Sunday, I joined a number of others from the NATO Defense College community for a tour of the ruins in Ostia Antica, the harbor city for ancient Rome. I've proven a natural freeloader with these events. Once again, I think the pictures speak for themselves, although, I am beginning to have a difficult time keeping all these Roman ruins straight--WHAT a dilemma. Thank goodness for separate albums in iPhoto ;)
What remains of a series of shops along Decumanus Maximus, Ostia Antica's "Main Street." Our tour guide commented that this particular town was even vaster than Pompei. While I don't doubt it, nothing quite compares to a forgotten city from the 6th century BC, buried under a sea of volcanic ash.
A portion of the baths. Most of these ruins date back to the 3rd century BC. Perhaps especially as an American, it's challenging for me to wrap my mind around just how old European history is. And I thought my Civil War apartment in Lexington was "old."
The theater district...can you tell? These masks stand in front of the amphitheater (see below).
Community toilets--the individual stall hadn't been invented yet in the 3rd century BC. There was even an entire additional wall of these "seats" that I couldn't fit in the shot. It kind of puts into perspective how public Roman life really was. Certainly, no one said, "Stay out of my business," because well, they couldn't have been closer to each other's business. This picture is a good example of just that.
Aside from heating and cooling systems, civilians had also developed a sort of primitive flushing function with the use flowing water and lead pipelines. Perhaps we haven't advanced as much as we'd like to think after over 2,000 years.
After a delicious lunch of linguini bolognese back home in Infernetto, I set out again almost as quickly--this time for the opposite end of Ostia: Ostia Lido. It is the area in which I attend an Italian course twice weekly and, more importantly, the location of the beach! This week was the first that most beach goers weren't fully decked out in bathing suits, although I did see a few--the weather has been unseasonably warm here. I read my book underneath a cloudless sky, enjoying the cool sand between my toes, a pleasant breeze, and a magnificent view of a sparkling Mediterranean. Never have I lived in a place so close to the shore, nor where visiting it in October was ever an option. I definitely don't hate it.
As I plowed through the second half of A Severe Mercy, it challenged my thinking all the way. Here are a couple of my favorite quotes that have had a profound impact on me, especially now during my time in Italy.
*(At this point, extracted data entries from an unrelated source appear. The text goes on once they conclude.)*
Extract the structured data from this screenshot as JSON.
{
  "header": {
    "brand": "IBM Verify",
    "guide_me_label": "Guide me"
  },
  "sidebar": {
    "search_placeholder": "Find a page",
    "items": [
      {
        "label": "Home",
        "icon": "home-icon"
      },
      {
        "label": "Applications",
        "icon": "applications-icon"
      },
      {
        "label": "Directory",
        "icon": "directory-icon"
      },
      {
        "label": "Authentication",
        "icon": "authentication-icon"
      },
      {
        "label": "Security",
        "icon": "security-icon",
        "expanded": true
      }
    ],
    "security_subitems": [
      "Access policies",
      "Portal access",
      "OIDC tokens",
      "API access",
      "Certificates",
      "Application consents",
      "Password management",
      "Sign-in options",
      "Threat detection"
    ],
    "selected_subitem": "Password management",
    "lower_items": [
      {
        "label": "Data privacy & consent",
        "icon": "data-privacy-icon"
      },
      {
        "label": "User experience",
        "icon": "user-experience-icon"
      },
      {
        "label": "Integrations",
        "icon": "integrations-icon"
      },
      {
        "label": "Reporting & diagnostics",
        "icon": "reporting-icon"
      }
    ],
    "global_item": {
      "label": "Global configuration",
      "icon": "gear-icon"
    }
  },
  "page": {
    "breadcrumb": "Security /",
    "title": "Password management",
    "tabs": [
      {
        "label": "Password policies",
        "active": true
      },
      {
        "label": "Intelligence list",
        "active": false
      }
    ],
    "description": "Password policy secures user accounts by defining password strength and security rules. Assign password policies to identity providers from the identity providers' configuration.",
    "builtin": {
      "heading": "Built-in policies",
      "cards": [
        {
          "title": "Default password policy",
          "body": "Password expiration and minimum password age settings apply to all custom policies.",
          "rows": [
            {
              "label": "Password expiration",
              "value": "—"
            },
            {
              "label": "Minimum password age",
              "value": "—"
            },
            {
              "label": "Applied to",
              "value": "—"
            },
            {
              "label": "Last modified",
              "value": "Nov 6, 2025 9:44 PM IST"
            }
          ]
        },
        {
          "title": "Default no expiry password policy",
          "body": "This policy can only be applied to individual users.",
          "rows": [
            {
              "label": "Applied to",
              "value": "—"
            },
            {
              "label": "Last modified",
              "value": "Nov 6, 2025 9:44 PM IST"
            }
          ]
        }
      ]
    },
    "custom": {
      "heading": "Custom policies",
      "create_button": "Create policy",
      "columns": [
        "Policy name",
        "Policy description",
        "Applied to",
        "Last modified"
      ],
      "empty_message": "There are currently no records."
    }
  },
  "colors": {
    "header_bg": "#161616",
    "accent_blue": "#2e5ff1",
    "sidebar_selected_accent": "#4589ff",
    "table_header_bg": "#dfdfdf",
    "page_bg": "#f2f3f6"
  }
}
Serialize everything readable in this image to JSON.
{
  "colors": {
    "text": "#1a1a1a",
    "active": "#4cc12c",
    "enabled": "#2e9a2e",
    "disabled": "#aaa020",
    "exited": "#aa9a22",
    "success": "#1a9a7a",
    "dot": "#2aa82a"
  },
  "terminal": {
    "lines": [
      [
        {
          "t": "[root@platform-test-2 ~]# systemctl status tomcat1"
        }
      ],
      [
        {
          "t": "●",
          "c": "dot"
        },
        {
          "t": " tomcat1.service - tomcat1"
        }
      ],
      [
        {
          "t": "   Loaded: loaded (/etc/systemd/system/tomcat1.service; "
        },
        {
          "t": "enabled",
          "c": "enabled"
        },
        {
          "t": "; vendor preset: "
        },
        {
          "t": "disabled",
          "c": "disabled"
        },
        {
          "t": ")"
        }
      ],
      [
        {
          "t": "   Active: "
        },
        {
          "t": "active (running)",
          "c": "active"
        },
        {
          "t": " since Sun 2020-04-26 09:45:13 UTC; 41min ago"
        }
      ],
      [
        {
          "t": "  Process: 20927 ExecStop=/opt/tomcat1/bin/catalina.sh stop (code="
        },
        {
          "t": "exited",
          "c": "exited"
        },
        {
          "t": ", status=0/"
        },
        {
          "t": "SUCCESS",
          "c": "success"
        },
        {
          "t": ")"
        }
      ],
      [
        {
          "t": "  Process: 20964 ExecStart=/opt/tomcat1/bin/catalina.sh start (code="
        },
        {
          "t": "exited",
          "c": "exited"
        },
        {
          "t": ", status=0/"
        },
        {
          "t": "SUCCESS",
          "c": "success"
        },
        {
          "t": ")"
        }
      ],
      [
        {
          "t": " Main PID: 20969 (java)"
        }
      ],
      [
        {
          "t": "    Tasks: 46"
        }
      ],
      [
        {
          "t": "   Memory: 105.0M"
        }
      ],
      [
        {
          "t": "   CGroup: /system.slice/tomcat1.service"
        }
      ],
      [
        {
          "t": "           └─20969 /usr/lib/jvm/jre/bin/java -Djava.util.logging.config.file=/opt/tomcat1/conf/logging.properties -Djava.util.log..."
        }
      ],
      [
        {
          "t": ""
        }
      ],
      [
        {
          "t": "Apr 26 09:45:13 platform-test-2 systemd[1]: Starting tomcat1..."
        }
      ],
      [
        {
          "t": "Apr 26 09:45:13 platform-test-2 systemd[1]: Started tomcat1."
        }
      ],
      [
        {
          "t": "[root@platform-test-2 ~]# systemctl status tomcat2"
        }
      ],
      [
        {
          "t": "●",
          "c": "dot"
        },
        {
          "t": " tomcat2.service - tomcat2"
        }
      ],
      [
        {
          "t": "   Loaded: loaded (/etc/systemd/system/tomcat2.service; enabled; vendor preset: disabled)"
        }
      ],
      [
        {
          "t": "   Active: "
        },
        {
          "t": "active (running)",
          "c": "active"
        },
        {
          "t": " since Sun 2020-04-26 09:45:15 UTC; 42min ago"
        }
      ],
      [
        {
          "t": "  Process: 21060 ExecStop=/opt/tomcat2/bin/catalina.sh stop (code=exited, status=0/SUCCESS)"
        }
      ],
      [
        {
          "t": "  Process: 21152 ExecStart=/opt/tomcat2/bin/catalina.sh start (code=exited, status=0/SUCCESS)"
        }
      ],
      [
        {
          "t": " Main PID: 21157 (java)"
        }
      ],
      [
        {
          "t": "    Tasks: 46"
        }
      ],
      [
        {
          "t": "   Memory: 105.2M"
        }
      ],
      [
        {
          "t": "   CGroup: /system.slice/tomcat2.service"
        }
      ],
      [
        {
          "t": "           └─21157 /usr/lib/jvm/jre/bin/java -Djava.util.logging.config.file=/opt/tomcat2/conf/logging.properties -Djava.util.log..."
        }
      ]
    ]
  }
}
"The timelessness that seems to reside in the future or the past is an allusion...The future dream charms us because of its timelessness; and I think most of the charm we see in the 'good old days' is no less an illusion of timelessness. And yes, after all, the clock is not always ticking. Sometimes it stops and we are happiest. Sometimes--more precisely, some-not-times--we find 'the still point of the turning world...a foretaste of eternity.'"
"I sometimes wonder whether bereavement is not, at bottom, the easiest and last perilous of the ways in which men lose the happiness of youthful love. For I believe it must always be lost in some way; every merely natural love has to be crucified before it can achieve resurrection... "
--excerpt from a letter written by C.S. Lewis
Food for thought. That's what I'm chewing on, anyway.